Musings: Of Kids And Chainsaws

I saw this movie a while ago.  It was thriller/horror type thing, the name of which escapes me now, following the fortunes of a family who have moved into a house where a massacre once occurred.  The father is a true crime writer, blindly pursuing the goriest of crimes, even to the extent of moving into a house where an entire family (bar the youngest) was brutally murdered.
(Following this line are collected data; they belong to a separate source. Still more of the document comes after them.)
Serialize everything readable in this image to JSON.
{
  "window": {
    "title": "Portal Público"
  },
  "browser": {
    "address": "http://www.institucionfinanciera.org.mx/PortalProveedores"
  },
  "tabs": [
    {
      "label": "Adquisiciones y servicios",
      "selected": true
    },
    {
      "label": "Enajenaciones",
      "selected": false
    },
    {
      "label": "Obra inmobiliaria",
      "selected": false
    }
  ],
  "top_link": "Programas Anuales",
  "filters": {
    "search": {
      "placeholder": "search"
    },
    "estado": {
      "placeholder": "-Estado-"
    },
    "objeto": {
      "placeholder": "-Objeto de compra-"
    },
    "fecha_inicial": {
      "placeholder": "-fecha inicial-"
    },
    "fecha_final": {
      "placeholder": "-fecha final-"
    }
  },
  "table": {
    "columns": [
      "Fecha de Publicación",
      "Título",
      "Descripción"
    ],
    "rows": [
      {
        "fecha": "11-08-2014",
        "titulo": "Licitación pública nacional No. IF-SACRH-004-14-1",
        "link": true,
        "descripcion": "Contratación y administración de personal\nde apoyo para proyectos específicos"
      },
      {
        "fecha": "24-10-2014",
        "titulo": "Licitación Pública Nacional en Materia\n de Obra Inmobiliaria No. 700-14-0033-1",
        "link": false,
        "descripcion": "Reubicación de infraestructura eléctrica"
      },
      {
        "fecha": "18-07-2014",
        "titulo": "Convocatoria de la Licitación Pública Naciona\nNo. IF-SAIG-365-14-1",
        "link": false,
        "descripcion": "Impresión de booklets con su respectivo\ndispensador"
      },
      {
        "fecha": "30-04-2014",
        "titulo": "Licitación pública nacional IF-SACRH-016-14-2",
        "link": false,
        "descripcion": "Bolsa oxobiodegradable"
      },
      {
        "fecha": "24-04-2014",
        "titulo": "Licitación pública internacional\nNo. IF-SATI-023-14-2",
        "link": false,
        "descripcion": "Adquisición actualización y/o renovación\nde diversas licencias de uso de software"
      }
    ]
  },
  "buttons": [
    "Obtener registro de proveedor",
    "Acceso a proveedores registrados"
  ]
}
The wife, needless to say, is less than impressed when she finds out that the house has ghosts (literally).  The two children, an early teen boy and a six year old girl, are variously affected by the strange goings on but seem to cope better than their parents.
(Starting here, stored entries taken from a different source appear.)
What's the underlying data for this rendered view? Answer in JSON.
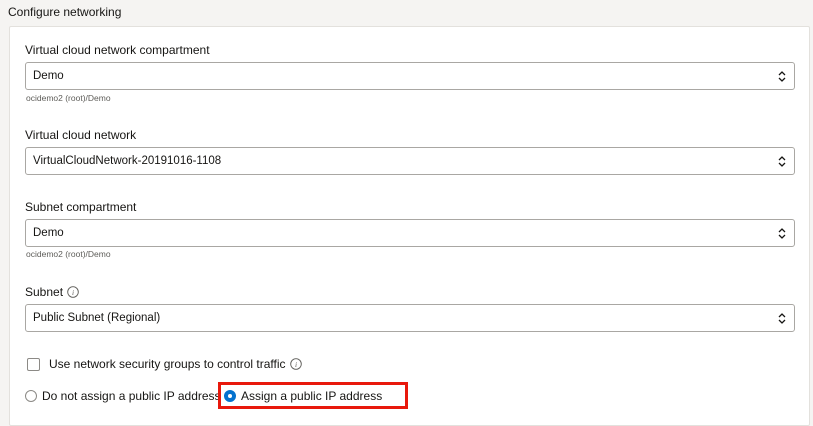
{
  "section": {
    "title": "Configure networking"
  },
  "vcn_compartment": {
    "label": "Virtual cloud network compartment",
    "value": "Demo",
    "hint": "ocidemo2 (root)/Demo"
  },
  "vcn": {
    "label": "Virtual cloud network",
    "value": "VirtualCloudNetwork-20191016-1108"
  },
  "subnet_compartment": {
    "label": "Subnet compartment",
    "value": "Demo",
    "hint": "ocidemo2 (root)/Demo"
  },
  "subnet": {
    "label": "Subnet",
    "value": "Public Subnet (Regional)"
  },
  "nsg": {
    "label": "Use network security groups to control traffic",
    "checked": false
  },
  "public_ip": {
    "options": [
      {
        "label": "Do not assign a public IP address",
        "selected": false
      },
      {
        "label": "Assign a public IP address",
        "selected": true
      }
    ]
  },
  "colors": {
    "accent": "#0572ce",
    "highlight": "#e8180c"
  }
}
The chills and thrills were really very good, and the movie had a good enough progression of mystery to make it worth watching.  I kinda expected the grand finale that saw the family chopped to bits by the six year-old daughter (off-screen, of course), but the sound of a chainsaw revving to life to the accompaniment of six-year-old footsteps was sufficiently chilling to remain with me for some time.
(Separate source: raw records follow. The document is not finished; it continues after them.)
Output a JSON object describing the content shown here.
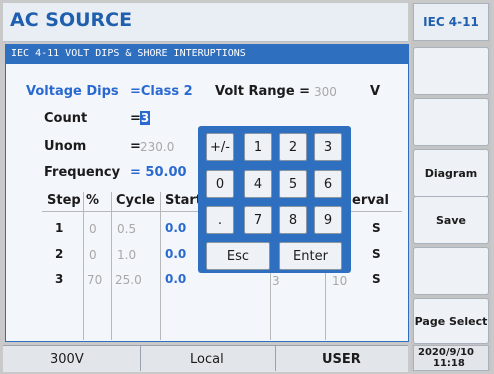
{
  "app_title": "AC SOURCE",
  "panel_header": "IEC 4-11 VOLT DIPS & SHORE INTERUPTIONS",
  "fields": {
    "voltage_dips_label": "Voltage Dips",
    "voltage_dips_value": "=Class 2",
    "volt_range_label": "Volt Range =",
    "volt_range_value": "300",
    "volt_range_unit": "V",
    "count_label": "Count",
    "count_eq": "=",
    "count_value": "3",
    "unom_label": "Unom",
    "unom_eq": "=",
    "unom_value": "230.0",
    "frequency_label": "Frequency",
    "frequency_value": "= 50.00"
  },
  "table": {
    "headers": [
      "Step",
      "%",
      "Cycle",
      "Start",
      "erval"
    ],
    "rows": [
      {
        "step": "1",
        "pct": "0",
        "cycle": "0.5",
        "start": "0.0",
        "unit": "S"
      },
      {
        "step": "2",
        "pct": "0",
        "cycle": "1.0",
        "start": "0.0",
        "unit": "S"
      },
      {
        "step": "3",
        "pct": "70",
        "cycle": "25.0",
        "start": "0.0",
        "hidden_a": "3",
        "hidden_b": "10",
        "unit": "S"
      }
    ]
  },
  "keypad": {
    "keys": [
      "+/-",
      "1",
      "2",
      "3",
      "0",
      "4",
      "5",
      "6",
      ".",
      "7",
      "8",
      "9"
    ],
    "esc": "Esc",
    "enter": "Enter"
  },
  "sidebar": {
    "title": "IEC 4-11",
    "buttons": [
      "",
      "",
      "Diagram",
      "Save",
      "",
      "Page Select"
    ]
  },
  "status": {
    "range": "300V",
    "mode": "Local",
    "user": "USER",
    "date": "2020/9/10",
    "time": "11:18"
  },
  "colors": {
    "accent": "#2e6fc0",
    "title_blue": "#1f5fae",
    "value_blue": "#2a6ad0"
  }
}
It wasn’t until a day or two ago that the thought occurred to me: how in the flamin’ heck did a six-year-old kid start a chainsaw?  Leaving aside the fact that the starter cord on a chainsaw is roughly twice as long as your average six-year-old’s arms, the start up process for every chainsaw I’ve ever met with involves pumping the choke three-and-a-half times (or something equally ridiculous) half-pulling the starter cord, a few more pumps to the button-choke, a few more pulls of the starter cord . . . You get the idea.  A kid, even a possessed kid, couldn’t possibly hope to start, let alone hold, a chainsaw.

This is where things get difficult.  I’m not sure if I have one point, multiple points, or no point at all.  It says a lot for the movie that the impossibility of the main kicker didn’t occur to me until many weeks after watching it.  So perhaps my point is that you can do what you like so long as you’ve managed to achieve suspension of disbelief.  But I did eventually notice, so perhaps my point is that you should always make sure to dot your ‘i’s, etc . . .  Maybe my point is just that if you do everything else well, one mistake can be, if not forgiven, at least indulged.

I don’t know.  Make of it what you will.  But if you have a six-year-old who can start a chainsaw, keep it away from me.  I have enough of my own nightmares.